A crutch is anything you can use to prop someone up, when one of their legs is lame. With this focus in mind, you can make good ("stable") crutches or bad ("weak") crutches, and there being a difference, means that you can vary crutches in between these extremes, one way or the other. The important thing to note, is that they replace the strength of the limb, that was already designed to take pressure.
So what happens if you select for a strong "crutch", but you don't think about what it is for, it's "design"? It ceases to succeed at its Evolution? "How could this possibly happen?" you ask? Because the crutch has to have the foundational asset that it can be made to fit, the lame person that needed it! A long crutch will help taller people, a short crutch shorter people - this is the defining characteristic of a population of people whose legs may become lame. It is not at all sensible to say that someone is capable of being more adapted to crutches, "because they have varied lengths of leg". I mean it makes sense to say, "let's adapt crutches to be of varied lengths", but you do not need to believe more varied lengths of legs helps this - that would be a 'redundant evolution' given other ways to cope (by design).
Does this carry over to populations (I know you desperately want to know, "how does a proposed adaptation affect the population?") - the answer is "yes". If populations maintain that a healthy mate has similar lengths of leg, then the "adaptation" of crutches to suit different lengths of leg will become a necessary evolution, not a sufficient evolution. The point about this, is that mates are going to err in favour of more ability to address necessary evolution, than sufficient evolution. Sufficient evolution will make a difference, but not as much as necessary evolution. That's the genius of selection that can account for "agency", where previously is would be assumed to be "compunction" of the undiscerning kind.
This is how Creation deals with Evolution - everything else is taking chances, with the necessary and sufficient (together). You do not need to develop adaptations to crutches that weed out legs that are too short or too long: the crutch can adapt, in place of the design. If the design is preserved, greater overall adaptation is possible, because instinct flourishes more with a species that agrees with Creation, than a species that makes exception for Evolution. Even if a member of a species evolves voluntarily, for the good of the species, it must still make this distinction, between whether it commits to necessary or sufficient evolution for the sake of the species. In principle, at least.

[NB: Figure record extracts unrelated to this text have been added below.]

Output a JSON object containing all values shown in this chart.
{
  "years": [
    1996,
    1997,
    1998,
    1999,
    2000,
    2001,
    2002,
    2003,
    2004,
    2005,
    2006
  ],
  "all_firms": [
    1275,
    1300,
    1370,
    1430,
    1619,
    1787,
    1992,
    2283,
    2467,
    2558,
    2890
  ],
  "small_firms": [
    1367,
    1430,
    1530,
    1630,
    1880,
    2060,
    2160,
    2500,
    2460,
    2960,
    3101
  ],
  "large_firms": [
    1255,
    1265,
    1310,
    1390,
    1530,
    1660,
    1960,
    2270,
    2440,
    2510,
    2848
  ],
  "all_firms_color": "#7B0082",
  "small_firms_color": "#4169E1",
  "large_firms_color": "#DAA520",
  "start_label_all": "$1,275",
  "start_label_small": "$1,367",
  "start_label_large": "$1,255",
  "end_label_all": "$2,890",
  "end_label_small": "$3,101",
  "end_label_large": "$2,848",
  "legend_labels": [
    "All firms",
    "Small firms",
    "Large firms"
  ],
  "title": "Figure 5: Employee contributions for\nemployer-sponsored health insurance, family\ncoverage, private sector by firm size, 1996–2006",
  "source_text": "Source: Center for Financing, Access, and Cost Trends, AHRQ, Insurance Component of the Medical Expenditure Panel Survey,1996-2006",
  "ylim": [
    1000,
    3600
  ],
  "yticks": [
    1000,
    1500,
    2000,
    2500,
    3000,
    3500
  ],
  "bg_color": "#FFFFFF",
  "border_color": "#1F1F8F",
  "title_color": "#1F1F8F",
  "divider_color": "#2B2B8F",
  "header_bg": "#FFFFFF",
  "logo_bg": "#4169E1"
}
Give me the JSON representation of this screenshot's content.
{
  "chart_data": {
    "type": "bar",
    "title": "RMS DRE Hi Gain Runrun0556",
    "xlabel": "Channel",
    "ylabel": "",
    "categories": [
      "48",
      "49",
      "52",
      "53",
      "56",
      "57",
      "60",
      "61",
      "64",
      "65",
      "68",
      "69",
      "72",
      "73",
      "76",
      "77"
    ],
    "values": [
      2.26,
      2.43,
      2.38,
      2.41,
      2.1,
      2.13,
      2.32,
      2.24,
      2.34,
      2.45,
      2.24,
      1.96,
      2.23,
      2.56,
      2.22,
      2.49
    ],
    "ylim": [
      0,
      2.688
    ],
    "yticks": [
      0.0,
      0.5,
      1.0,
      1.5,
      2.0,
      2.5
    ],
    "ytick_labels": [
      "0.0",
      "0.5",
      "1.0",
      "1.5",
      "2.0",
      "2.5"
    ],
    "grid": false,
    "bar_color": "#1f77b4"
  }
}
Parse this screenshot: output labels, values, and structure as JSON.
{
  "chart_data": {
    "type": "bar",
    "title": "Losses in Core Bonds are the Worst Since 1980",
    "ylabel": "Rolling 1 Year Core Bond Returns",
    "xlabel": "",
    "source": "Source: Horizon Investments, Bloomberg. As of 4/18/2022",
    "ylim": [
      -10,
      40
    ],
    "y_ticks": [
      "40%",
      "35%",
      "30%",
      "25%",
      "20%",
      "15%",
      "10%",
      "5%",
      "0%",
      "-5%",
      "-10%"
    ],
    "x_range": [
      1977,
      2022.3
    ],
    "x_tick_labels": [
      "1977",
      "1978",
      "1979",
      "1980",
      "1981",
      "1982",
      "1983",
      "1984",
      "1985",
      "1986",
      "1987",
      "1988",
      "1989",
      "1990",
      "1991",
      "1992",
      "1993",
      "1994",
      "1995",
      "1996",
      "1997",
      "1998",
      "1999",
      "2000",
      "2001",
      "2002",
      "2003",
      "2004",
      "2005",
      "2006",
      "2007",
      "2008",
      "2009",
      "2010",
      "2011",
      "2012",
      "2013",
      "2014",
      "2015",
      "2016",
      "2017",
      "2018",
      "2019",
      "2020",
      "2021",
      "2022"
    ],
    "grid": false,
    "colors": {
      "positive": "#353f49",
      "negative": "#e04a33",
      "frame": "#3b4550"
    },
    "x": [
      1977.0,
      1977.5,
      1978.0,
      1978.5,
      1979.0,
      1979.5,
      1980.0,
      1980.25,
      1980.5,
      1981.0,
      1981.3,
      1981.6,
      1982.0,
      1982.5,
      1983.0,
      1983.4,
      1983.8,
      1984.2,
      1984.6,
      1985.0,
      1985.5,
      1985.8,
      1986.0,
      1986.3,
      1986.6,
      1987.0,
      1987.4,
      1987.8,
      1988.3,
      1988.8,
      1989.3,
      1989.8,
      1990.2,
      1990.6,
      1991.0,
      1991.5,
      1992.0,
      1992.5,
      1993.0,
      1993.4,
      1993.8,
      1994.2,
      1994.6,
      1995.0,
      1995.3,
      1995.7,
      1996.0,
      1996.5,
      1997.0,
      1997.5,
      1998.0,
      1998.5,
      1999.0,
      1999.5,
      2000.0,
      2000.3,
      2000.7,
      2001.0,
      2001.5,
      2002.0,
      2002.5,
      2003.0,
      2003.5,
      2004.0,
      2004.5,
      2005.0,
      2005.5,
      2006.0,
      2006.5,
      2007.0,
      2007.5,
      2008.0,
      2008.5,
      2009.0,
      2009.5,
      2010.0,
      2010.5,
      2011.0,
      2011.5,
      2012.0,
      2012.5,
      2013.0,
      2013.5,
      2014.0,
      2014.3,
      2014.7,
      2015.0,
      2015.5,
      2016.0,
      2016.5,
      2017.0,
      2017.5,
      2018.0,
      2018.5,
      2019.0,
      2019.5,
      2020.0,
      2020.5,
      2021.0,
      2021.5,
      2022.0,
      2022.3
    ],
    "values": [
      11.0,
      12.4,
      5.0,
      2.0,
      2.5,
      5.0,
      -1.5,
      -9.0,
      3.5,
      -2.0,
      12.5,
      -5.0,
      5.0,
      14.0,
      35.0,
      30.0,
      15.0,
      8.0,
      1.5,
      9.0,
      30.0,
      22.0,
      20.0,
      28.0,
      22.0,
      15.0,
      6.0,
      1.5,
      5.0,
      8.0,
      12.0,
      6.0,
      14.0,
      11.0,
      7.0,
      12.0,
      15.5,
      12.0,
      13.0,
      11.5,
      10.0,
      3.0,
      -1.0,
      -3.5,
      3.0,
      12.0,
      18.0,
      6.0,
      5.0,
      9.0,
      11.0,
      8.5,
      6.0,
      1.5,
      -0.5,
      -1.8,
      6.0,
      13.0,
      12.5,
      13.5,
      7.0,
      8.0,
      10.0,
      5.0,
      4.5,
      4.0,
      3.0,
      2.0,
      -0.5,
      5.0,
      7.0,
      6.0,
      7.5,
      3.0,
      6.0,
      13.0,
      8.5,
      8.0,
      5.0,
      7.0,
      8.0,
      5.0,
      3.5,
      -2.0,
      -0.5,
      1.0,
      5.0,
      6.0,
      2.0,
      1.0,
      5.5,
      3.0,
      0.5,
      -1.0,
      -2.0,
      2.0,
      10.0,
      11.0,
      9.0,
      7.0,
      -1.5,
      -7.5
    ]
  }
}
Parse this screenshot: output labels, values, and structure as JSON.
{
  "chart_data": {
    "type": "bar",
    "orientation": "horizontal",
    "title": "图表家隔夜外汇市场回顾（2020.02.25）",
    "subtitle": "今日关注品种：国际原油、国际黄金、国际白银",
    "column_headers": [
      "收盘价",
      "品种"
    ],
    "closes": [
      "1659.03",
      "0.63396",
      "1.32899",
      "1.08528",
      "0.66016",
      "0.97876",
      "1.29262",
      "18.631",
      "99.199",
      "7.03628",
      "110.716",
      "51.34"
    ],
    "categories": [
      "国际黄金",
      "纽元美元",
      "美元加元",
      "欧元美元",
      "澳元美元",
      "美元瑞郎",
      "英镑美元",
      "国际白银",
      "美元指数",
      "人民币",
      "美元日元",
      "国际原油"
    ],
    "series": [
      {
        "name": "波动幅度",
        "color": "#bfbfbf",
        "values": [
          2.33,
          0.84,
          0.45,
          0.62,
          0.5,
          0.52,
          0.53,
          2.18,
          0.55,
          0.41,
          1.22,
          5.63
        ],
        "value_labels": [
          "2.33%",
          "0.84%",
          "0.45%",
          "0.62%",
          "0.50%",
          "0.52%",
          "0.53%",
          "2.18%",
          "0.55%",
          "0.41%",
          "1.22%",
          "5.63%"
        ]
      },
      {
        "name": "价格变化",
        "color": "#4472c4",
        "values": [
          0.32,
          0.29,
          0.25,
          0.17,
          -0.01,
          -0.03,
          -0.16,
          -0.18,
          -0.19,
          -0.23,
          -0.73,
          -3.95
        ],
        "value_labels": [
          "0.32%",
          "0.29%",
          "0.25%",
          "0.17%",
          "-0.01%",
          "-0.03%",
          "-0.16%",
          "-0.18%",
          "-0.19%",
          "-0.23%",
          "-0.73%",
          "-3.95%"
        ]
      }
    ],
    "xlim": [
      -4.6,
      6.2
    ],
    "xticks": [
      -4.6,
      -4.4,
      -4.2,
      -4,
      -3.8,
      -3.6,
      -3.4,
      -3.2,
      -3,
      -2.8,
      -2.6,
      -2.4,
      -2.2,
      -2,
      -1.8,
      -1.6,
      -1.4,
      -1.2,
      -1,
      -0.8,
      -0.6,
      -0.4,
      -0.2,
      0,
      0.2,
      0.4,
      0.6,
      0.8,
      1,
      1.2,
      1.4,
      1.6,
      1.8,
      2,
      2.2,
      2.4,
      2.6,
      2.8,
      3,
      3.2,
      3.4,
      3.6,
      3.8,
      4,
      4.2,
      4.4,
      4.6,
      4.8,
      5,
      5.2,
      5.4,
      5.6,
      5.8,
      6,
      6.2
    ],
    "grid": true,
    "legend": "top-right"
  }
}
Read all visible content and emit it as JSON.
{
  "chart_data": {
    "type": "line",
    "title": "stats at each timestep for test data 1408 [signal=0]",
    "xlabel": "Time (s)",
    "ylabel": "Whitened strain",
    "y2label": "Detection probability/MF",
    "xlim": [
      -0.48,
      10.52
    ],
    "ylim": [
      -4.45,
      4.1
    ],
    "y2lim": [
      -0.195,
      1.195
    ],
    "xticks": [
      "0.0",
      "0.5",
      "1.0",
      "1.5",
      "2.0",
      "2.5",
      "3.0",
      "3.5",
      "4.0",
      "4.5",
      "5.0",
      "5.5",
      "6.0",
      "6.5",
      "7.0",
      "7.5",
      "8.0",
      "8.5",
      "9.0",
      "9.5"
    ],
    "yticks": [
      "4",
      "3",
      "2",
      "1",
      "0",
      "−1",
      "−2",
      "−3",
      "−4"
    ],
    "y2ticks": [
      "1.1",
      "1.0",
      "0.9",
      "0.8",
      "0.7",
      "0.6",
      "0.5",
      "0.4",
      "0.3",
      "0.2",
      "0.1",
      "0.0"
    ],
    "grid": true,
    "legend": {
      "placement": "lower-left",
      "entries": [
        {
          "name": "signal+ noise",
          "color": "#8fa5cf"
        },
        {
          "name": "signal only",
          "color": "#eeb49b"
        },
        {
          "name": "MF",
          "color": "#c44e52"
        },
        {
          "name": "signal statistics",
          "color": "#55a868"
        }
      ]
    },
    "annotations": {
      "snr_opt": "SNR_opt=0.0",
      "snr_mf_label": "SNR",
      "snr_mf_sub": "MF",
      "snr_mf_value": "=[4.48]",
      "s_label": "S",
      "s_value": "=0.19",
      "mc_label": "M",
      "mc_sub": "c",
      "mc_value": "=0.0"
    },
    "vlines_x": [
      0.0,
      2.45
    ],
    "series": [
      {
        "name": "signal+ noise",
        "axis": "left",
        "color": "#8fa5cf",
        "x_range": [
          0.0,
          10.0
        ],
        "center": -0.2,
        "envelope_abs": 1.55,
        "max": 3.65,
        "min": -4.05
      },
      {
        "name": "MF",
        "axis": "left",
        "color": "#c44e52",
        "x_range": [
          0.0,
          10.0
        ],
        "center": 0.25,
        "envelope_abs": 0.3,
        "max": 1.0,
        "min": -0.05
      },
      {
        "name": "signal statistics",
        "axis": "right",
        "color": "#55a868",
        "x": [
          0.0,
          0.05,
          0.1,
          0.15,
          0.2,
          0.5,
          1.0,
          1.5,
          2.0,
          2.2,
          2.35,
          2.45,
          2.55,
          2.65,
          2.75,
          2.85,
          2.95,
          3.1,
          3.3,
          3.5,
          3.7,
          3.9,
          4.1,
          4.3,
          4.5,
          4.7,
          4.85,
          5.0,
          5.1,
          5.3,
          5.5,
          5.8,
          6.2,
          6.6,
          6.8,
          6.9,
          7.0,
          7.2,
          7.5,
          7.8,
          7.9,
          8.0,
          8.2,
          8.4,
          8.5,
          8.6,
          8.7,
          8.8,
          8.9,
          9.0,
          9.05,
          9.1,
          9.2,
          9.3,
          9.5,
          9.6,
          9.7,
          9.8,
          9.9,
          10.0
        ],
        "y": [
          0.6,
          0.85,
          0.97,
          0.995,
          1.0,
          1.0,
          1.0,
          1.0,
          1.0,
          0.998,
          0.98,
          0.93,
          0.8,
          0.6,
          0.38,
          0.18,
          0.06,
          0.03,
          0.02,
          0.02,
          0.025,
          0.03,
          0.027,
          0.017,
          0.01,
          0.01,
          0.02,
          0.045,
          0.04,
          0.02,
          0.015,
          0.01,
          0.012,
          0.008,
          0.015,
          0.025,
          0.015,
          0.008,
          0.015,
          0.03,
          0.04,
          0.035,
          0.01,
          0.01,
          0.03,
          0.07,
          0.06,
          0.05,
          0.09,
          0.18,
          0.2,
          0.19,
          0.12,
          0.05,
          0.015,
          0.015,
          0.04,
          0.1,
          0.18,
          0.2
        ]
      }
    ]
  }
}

I wonder if you could just explain to me, how you get crutches at all, by chance? And not by design? I mean the point of our vigorous debate between Evolution and Creation, is not to weed Evolution "out", but just to acknowledge that they have differing values, depending on what is expected. Would crutches be viable in terms of Evolution, if they had to stand the test of survival of the fittest, on their own? Probably not? And yet, here we have crutches! Crutches affect survival! You don't need to guess the length of a crutch, for a crutch to do good? On the other hand, if you have a crutch that is adapted for varied lengths, would you choose the customisable crutch over one that is simply and basically designed to fit the niche but not the nuance? Of course!
These choices are not mutually eliminating. The choice between Evolution and Creation is not mutually eliminating.